Nature Cell Biology ( IF 21.3 ) Pub Date : 2020-01-06 , DOI: 10.1038/s41556-019-0437-8 Yasuhito Yahara 1, 2 , Tomasa Barrientos 1 , Yuning J Tang 1, 3 , Vijitha Puviindran 1 , Puviindran Nadesan 1 , Hongyuan Zhang 1, 4 , Jason R Gibson 5 , Simon G Gregory 5 , Yarui Diao 1, 4 , Yu Xiang 4 , Yawar J Qadri 6 , Tomokazu Souma 7 , Mari L Shinohara 8, 9 , Benjamin A Alman 1
Osteoclasts are multinucleated cells of the monocyte/macrophage lineage that degrade bone. Here, we used lineage tracing studies—labelling cells expressing Cx3cr1, Csf1r or Flt3—to identify the precursors of osteoclasts in mice. We identified an erythromyeloid progenitor (EMP)-derived osteoclast precursor population. Yolk-sac macrophages of EMP origin produced neonatal osteoclasts that can create a space for postnatal bone marrow haematopoiesis. Furthermore, EMPs gave rise to long-lasting osteoclast precursors that contributed to postnatal bone remodelling in both physiological and pathological settings.
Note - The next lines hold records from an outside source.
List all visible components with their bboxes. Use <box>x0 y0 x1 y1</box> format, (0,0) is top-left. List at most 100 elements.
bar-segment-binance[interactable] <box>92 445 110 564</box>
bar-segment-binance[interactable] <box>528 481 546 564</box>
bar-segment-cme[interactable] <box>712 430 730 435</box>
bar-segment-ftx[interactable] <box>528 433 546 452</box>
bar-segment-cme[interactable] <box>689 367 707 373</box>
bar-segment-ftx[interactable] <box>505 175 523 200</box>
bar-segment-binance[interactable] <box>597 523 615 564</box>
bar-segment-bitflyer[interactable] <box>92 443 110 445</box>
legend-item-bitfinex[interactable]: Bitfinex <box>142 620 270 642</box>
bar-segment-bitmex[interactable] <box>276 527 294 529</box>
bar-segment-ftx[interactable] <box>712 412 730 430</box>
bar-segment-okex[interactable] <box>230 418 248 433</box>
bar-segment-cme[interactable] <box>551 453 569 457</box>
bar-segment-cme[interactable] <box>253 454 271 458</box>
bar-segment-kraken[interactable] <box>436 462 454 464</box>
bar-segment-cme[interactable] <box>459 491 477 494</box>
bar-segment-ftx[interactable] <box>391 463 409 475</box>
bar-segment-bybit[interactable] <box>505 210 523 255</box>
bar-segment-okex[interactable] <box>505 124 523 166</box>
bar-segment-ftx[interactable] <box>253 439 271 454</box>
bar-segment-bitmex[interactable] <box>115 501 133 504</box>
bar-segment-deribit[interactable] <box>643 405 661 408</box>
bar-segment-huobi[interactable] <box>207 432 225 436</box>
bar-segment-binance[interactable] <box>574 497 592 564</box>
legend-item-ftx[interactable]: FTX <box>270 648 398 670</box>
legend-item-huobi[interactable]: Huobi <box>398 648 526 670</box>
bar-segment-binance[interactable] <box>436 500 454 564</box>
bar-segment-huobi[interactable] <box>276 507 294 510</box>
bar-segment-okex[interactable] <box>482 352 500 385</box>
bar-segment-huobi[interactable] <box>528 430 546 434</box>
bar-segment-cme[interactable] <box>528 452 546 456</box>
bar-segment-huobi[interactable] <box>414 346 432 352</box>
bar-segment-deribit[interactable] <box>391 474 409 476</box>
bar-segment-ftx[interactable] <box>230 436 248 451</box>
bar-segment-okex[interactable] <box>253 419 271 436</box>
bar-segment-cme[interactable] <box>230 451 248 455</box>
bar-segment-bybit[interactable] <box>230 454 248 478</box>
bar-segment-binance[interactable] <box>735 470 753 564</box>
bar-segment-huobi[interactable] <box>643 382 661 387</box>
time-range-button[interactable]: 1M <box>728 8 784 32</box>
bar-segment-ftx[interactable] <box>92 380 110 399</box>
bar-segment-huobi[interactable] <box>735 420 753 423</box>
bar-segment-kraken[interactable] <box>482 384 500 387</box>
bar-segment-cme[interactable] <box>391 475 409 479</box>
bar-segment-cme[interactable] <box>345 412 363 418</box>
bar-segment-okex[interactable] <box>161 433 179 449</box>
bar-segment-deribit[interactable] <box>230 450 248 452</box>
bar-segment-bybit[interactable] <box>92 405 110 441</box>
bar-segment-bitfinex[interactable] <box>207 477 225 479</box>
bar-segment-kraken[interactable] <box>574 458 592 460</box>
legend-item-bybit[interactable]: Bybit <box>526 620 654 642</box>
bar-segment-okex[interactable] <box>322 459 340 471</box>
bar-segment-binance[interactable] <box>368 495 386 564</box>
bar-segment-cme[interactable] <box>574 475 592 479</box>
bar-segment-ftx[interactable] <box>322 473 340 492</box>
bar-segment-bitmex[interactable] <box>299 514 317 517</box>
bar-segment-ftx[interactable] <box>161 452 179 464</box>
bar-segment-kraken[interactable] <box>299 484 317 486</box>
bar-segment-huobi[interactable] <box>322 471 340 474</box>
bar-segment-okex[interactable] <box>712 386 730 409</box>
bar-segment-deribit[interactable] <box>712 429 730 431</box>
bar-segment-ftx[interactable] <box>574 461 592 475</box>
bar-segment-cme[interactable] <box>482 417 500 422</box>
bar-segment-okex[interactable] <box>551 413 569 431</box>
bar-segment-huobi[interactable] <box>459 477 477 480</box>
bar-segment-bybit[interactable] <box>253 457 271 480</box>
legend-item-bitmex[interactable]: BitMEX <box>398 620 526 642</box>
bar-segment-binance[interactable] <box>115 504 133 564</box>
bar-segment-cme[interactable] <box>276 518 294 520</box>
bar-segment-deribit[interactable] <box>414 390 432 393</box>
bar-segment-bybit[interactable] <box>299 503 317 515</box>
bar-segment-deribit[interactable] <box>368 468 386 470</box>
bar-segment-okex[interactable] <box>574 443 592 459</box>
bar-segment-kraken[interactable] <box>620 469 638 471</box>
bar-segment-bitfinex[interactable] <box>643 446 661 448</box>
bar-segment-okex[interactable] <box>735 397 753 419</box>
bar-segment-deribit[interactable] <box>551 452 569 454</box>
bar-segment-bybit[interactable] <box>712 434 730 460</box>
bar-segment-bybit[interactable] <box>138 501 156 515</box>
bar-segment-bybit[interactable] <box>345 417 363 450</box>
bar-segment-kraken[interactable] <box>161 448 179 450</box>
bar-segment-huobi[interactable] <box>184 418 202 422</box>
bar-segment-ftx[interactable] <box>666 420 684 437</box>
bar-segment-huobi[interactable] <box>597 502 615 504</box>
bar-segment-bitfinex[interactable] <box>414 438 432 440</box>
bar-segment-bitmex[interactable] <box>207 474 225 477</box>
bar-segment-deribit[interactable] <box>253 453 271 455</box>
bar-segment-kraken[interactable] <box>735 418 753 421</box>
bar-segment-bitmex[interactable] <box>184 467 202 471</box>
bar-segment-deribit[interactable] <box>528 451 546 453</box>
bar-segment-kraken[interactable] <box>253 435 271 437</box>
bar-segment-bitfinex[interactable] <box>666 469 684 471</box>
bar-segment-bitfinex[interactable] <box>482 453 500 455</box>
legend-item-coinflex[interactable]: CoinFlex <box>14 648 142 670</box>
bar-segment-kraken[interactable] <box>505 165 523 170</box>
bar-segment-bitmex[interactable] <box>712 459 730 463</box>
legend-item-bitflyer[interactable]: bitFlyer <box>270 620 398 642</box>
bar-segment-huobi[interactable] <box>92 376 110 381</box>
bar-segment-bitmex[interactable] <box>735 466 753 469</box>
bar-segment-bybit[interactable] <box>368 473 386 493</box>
Our single-cell RNA-sequencing data showed that EMP-derived osteoclast precursors arose independently of the haematopoietic stem cell (HSC) lineage and the data from fate tracking of EMP and HSC lineages indicated the possibility of cell–cell fusion between these two lineages. Cx3cr1+ yolk-sac macrophage descendants resided in the adult spleen, and parabiosis experiments showed that these cells migrated through the bloodstream to the remodelled bone after injury.
中文翻译:
红细胞骨髓祖细胞产生大量破骨细胞,有助于骨稳态和修复
破骨细胞是降解骨的单核细胞/巨噬细胞谱系的多核细胞。在这里,我们使用谱系追踪研究——标记表达Cx3cr1、Csf1r或Flt3的细胞——鉴定小鼠破骨细胞的前体。我们确定了一个红细胞祖细胞 (EMP) 衍生的破骨细胞前体群。EMP 起源的卵黄囊巨噬细胞产生了新生儿破骨细胞,可以为出生后的骨髓造血创造空间。此外,EMPs 产生了持久的破骨细胞前体,在生理和病理环境中都有助于产后骨重塑。我们的单细胞 RNA 测序数据显示 EMP 衍生的破骨细胞前体独立于造血干细胞 (HSC) 谱系产生,来自 EMP 和 HSC 谱系的命运追踪数据表明这两个谱系之间存在细胞-细胞融合的可能性。CX3CR1 + 卵黄囊巨噬细胞后代存在于成人脾脏中,联体共生实验表明,这些细胞在损伤后通过血流迁移到重塑的骨骼中。